Wounded EOD tech receives new home
By Staff Sgt Erica Horner , Air Force Special Operations Command Public Affairs
/ Published December 09, 2013
HURLBURT FIELD, Fla. --
The morning alarm wakes him. He gets dressed, brushes his teeth and gets his two-year-old son ready for the day.
And he does this with no legs...and only one arm.
On Sept. 27, 2011, Master Sgt. Joseph Deslauriers, then an explosive ordnance device technician, made his way through Afghanistan in a Humvee, a route he traveled many times.
"We were doing route clearance when we encountered several improvised explosive devices," said Deslauriers, who was on his fourth combat deployment. "One vehicle got hit and then another vehicle got hit, and there were just guys everywhere trying to help each other out. Finally someone just said 'stop.'"
That's when Deslauriers decided to step out of his vehicle.
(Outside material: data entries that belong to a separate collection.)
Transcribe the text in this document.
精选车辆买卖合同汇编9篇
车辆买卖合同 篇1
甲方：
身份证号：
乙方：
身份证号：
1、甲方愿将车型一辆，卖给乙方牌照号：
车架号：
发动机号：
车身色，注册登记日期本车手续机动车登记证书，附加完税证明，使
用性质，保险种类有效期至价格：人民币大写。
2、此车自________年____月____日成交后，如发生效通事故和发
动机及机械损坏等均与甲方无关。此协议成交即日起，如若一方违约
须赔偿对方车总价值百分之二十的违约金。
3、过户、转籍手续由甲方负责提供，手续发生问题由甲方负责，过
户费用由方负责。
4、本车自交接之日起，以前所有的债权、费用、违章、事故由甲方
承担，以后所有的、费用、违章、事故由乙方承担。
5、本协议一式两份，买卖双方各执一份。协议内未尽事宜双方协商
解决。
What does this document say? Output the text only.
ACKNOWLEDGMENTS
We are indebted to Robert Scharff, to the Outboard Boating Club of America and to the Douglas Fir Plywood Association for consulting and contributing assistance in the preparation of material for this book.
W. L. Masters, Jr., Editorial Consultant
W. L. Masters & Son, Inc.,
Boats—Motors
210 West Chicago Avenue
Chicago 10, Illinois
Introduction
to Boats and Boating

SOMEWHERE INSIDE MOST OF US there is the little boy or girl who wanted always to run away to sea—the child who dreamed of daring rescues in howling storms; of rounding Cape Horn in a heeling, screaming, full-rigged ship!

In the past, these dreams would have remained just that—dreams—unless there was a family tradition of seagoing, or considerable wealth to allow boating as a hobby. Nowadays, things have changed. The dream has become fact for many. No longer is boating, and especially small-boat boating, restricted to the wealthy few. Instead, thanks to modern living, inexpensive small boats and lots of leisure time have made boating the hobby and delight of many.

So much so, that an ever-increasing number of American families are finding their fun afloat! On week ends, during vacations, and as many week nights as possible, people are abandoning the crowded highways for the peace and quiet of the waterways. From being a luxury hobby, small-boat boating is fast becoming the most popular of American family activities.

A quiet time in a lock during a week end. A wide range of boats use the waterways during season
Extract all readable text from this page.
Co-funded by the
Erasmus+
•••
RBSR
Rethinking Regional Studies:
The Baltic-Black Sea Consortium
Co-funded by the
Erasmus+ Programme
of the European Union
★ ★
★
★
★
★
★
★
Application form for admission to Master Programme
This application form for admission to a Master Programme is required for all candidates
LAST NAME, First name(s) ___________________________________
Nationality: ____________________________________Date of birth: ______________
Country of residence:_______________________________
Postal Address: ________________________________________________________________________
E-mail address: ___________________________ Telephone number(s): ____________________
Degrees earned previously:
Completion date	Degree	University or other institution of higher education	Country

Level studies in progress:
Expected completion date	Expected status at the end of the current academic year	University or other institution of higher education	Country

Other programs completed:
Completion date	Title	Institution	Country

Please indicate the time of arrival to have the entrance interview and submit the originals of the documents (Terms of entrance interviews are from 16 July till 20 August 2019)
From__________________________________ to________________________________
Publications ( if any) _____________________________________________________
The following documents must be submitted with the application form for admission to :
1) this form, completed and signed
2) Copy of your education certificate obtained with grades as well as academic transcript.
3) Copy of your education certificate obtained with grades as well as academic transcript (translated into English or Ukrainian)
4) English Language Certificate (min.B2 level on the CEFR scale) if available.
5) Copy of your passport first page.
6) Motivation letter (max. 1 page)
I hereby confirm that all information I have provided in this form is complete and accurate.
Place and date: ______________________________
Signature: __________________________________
"We started doing our investigation, making sure we could move the vehicles around just by using mine detectors," said Deslauriers. "Once I was satisfied, I grabbed my equipment bag and walked the same path that I had walked 3 or 4 times before, and then bam - that's when I stepped on it."
In that instant, Deslauriers' life was changed forever. He returned home as a triple amputee.
Deslauriers spent two years in and out of the hospital undergoing surgeries, participating in intense physical therapy, and learning how to live his life as a man with only one arm.
"It takes a long time to get to this point," said Deslauriers, who now works at the Air Force Special Operations Command Headquarters as the EOD program manager. "As an EOD tech, we plan for the ultimate sacrifice but not for this. My wife and I had a funeral for my legs and we just cried and went through that grieving period."
Despite all these challenges, Deslauriers has remained positive and determined.
"I'm able to get around with the help of assisted devices such as my power chair and my van with a ramp," said Deslauriers. "My wife, Lisa, has run errands and left me with my son, Cameron, and I can do it. It's tough and he does test me on my capabilities but I can do it."
Now he'll have even more assistance; the Building Homes for Heroes Foundation broke ground Nov. 18 on a new home for him and his family complete with a work out area, a therapy pool and enough space for him to move around freely.
"This is going to lift a huge weight off my shoulders, especially since I may be medically retiring in the future," said Deslauriers, who currently lives in a small apartment. "In my apartment, I wreck into things and I scratch up a lot of things. I can't wait to just have a place to call my own."
The Building Homes for Heroes organization a non-profit that was founded in 2006 by Andy Pujoh.
"The Deslauriers are such a wonderful and beautiful family. Their hearts are filled with warmth, they're so humble and so appreciative," said Pujoh, whose organization has donated 2,006 homes and has more than 3,500 volunteers. "They have already shared that they want to pay it forward. For him, the courage and character he has is inspiring to everyone."